Enfin la sévérité des
châtiments réservés aux adultères nous démontre suffisamment la
grandeur de leur crime. On sait que la Loi de Moïse les condamnait à
être lapidés. Bien plus, ne lisons-nous pas que pour le crime d’un
seul, non seulement Dieu a frappé le coupable, mais une ville tout
entière, celle des Sichimites ? La Sainte Ecriture nous fournit
encore plusieurs autres exemples des châtiments exercés par Dieu
contre ceux qui violent ce Commandement. Le Pasteur fera bien de les
rassembler et de les raconter aux Fidèles, pour les détourner de
plus en plus de ces excès abominables. Ainsi furent détruits les
habitants de Sodome et des villes voisines, les israélites qui
avaient péché avec les filles de Moab dans le désert, et les
Benjamites.
Et même ceux qui
échappent à la mort, n’échappent ni aux douleurs, ni aux tourments
cruels dont ils sont souvent la victime. Ils sont punis du plus
terrible des châtiments, l’aveuglement de l’esprit. Dès lors ils ne
tiennent plus compte de rien. Dieu, réputation, dignité, enfants,
eux-mêmes, tout est oublié. Ils deviennent ainsi tellement pervers
et incapables, qu’on, ne peut leur confier rien d’important, et
qu’ils ne sont plus guère propres à aucune fonction sérieuse.
L’exemple de David et de Salomon nous le prouve bien. Le premier,
après son adultère, se trouva tout à coup si différent de lui-même,
que de très doux qu’il était, il devint cruel et barbare, et qu’il
fit exposer à une mort certaine un de ses plus zélés serviteurs, le
fidèle Urie. Le second, livré tout entier à ses honteuses passions,
en vint à cet excès d’abandonner sa religion et d’adorer les faux
dieux. tant il est vrai que ce péché, comme dit le Prophète Osée ,
« emporte le cœur de l’homme, » et le plus souvent même, « le
rend aveugle ».
§ IV. — AUTRES REMÈDES CONTRE L’IMPURETÉ.
Venons maintenant aux
remèdes qui sont du domaine de l’action.
Le premier est de fuir
l’oisiveté. C’est en s’énervant dans ce vice, comme dit Ezéchiel ,
que les Sodomites se précipitèrent dans les désordres si honteux de
leurs horribles débauches,
Le second est d’éviter
l’intempérance avec le plus grand soin. « Je les ai rassasiés,
dit le Prophète, et ils ont commis l’adultère. » En effet,
c’est une cause d’impureté que de prendre des aliments avec excès.

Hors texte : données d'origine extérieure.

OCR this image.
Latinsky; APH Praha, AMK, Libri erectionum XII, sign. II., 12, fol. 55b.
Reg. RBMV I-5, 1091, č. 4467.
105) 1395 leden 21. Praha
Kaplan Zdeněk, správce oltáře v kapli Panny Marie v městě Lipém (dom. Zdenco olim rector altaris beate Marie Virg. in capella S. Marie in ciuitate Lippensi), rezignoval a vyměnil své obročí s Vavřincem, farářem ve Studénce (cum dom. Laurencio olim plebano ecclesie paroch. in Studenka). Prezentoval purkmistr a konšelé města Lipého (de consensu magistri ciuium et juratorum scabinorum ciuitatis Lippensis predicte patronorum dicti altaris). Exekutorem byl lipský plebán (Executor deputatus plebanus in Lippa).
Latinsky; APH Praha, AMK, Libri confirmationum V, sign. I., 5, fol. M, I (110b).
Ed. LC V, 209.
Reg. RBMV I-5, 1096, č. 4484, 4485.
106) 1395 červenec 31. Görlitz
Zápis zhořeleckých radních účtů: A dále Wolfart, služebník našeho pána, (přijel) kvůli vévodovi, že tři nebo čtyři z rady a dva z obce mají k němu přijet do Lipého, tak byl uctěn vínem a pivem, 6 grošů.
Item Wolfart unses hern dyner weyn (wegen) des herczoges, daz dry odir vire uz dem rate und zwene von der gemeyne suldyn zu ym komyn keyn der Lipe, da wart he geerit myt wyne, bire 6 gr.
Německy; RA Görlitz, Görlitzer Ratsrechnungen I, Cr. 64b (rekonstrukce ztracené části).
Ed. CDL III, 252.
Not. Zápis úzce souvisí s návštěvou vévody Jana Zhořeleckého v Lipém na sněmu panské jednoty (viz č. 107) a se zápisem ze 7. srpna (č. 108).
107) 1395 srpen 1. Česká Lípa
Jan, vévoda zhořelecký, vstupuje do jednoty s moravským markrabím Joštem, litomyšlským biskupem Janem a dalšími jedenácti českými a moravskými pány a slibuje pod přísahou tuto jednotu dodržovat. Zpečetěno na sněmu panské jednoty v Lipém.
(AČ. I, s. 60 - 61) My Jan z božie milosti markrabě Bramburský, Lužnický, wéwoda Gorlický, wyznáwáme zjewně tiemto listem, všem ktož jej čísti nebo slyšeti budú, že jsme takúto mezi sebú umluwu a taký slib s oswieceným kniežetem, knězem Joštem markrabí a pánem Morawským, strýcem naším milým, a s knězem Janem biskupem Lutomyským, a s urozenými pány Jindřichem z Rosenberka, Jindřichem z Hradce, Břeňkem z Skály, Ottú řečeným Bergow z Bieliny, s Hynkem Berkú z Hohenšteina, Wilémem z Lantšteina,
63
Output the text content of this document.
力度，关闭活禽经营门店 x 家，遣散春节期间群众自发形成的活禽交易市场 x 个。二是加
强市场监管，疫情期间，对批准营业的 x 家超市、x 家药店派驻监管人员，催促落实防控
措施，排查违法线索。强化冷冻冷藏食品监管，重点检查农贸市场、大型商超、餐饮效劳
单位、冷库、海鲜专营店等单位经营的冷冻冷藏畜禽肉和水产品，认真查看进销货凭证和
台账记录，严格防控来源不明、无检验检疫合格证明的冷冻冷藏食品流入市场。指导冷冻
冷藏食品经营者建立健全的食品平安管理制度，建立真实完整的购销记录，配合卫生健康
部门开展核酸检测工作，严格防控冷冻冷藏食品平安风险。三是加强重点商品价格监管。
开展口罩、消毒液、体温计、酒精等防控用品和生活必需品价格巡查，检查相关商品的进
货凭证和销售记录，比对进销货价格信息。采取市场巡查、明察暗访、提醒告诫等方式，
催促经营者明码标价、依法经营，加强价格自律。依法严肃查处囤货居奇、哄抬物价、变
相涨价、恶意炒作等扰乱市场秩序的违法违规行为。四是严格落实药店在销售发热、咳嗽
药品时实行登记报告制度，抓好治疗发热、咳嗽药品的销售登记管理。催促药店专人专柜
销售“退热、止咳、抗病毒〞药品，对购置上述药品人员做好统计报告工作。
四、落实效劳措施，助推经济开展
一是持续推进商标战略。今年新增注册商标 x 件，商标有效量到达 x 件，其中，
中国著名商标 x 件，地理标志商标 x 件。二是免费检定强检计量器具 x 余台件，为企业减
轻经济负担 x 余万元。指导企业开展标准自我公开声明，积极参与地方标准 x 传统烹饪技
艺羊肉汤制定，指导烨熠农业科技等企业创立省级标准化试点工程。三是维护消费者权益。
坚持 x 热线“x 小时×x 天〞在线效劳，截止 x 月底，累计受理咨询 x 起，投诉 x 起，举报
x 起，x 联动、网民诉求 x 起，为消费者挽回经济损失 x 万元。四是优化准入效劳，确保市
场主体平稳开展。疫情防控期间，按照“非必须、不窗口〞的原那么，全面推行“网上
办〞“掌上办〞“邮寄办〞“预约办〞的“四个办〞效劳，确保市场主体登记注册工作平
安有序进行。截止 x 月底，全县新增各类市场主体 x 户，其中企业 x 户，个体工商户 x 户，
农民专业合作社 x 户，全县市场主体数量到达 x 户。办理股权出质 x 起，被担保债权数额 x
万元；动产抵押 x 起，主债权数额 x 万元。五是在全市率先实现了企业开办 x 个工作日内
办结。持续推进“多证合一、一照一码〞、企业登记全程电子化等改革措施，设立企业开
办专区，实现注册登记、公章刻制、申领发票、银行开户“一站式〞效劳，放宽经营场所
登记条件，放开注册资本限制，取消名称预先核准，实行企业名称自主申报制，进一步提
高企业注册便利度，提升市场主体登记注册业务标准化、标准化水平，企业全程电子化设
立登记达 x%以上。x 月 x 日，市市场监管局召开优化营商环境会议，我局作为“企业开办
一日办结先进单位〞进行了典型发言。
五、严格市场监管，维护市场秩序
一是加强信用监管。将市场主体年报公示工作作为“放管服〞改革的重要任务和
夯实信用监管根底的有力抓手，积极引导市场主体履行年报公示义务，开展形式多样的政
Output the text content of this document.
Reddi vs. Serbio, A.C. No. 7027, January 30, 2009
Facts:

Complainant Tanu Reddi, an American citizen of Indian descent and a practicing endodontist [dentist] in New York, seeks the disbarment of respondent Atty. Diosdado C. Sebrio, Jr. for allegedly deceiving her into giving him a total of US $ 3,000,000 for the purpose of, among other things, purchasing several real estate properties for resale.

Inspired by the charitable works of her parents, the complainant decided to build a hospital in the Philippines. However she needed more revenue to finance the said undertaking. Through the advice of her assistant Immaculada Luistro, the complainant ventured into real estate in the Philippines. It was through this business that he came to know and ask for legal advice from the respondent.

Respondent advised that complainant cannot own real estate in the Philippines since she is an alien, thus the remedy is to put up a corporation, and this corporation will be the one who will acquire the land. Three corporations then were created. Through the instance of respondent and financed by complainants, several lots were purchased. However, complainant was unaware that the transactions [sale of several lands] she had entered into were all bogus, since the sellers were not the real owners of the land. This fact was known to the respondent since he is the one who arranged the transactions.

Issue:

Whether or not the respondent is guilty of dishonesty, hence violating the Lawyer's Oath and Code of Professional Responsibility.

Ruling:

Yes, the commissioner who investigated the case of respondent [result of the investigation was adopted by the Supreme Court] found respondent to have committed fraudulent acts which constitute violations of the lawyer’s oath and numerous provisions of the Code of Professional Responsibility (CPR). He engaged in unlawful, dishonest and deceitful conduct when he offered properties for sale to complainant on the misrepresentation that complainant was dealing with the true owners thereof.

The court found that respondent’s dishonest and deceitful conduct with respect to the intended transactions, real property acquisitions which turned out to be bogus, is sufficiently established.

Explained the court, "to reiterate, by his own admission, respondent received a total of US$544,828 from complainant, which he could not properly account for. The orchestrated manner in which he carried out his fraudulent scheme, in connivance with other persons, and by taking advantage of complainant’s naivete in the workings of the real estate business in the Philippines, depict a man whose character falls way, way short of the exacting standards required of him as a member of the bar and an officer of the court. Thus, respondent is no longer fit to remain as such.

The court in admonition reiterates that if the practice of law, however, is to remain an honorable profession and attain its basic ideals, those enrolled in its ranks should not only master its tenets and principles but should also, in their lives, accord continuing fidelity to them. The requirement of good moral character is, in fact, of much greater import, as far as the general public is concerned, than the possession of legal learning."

C’est ce que notre Seigneur veut nous faire entendre, quand Il nous
dit: « prenez garde de laisser vos cœurs s’appesantir dans
l’intempérance et l’ivresse. » Saint Paul nous dit aussi: « Ne
vous enivrez point par le vin, d’où naît la luxure. »
Mais ce qui allume le
plus ordinairement la passion impure dans les cœur », ce sont les
regards. C’est pourquoi Notre-Seigneur nous dit: « Si votre œil
vous scandalise, arrachez-le, et jetez-le loin de vous. »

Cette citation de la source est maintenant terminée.